Over the years, the spreadsheets circulating in a testing or manufacturing company can become a real zoo. This presents a regulatory and client-relevant problem. It is important that you take a risk-based approach and validate your spreadsheets according to their use.
A spreadsheet used for dosing, reporting data or in dilutions may be a “legacy document”: a digital file developed years earlier by someone who may not even be employed with you anymore. It may have been developed in a previous version of Excel. Its workings may include macros that the current users only vaguely understand. Or it may have functions and hidden rows that have not been examined in years.
Although configurable off-the-shelf spreadsheet software such as Excel has many good security and data integrity features, you must validate spreadsheets according to a defined procedure. Regulators and clients increasingly expect this. This article will show you how to get started.
Define the three responsibilities involved: developer, verifier, and quality assurance
Developer
The developer is the person who creates the spreadsheet or who initiates the validation of an existing spreadsheet. This person will be familiar with the use of the spreadsheet and with Excel (or whatever spreadsheet software you use).
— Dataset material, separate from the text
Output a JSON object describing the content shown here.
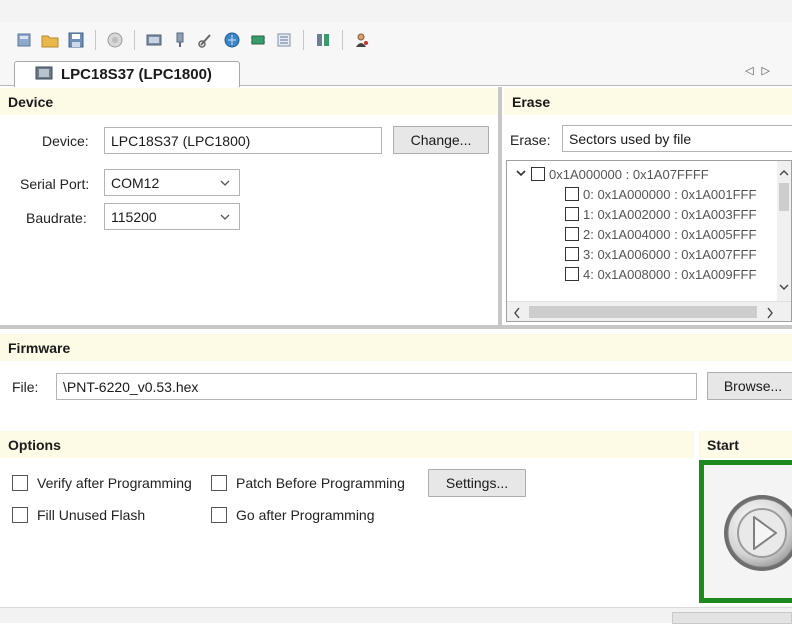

The developer is responsible for understanding the requirements in the SOP that defines the development, use and control of spreadsheets. He or she will complete a form, ideally a checklist, that refers to each of these requirements. He or she will also document the spreadsheet’s inputs, processing, and outputs for verification (see below).
This is the lengthiest and most involved step of the three. Making it easier is your job. You can help by making sure the checklist is user-friendly and flows nicely with the SOP!
Verifier
Like the developer, the verifier will also be someone who is familiar with the context the spreadsheet will be used in and with Excel. For example, this person may a technician who uses the spreadsheet every day, a peer of the developer, or an Excel expert within the company.
To save space on the form and to show the verification clearly, you can simply include an additional column where the verifier adds a check mark indicating each requirement was met.
Another term for verifier is simply technical reviewer.
QA
When this verification step is done, QA can serve as the final sign-off. This may include spot-checks, format review, a wiping of personal identifying information and comment history, and administering a final document password that will only be distributed to authorized users.
If problems come up during the spot check, the QA reviewer will take a closer look and possibly reject the document, kicking it back to the developer, who must address it and get the spreadsheet verified again. The QA reviewer should not sign until all issues have been resolved.
When these three people have done their work, you have a validated spreadsheet. And the overall process is called the spreadsheet validation. (You may use different terms than what I have described, of course.)
Break it down into three steps: inputs, processing, and outputs
I recommend this approach because it reminds you to visualize the data flow in three parts. On the left is raw data such as a column of animal weights in grams.
On the right is the outputs, such as the required dose of a test article extract in milliliters.
In the middle is the processing. In our example, the individual animal’s weight is multiplied by a specific factor (according to the protocol or SOP) and then presented in the correct unit. The spreadsheet may also provide the group’s average weight, highlight any animals whose weight is outside a defined range, and present the highest and lowest weights for inclusion in the final report.
What goes on during the processing is like a black box. The spreadsheet validation explains, verifies and documents this processing so that independent reviewers can understand the spreadsheet’s purpose and be assured of the quality of the data that comes out. It brings the black box out into the light!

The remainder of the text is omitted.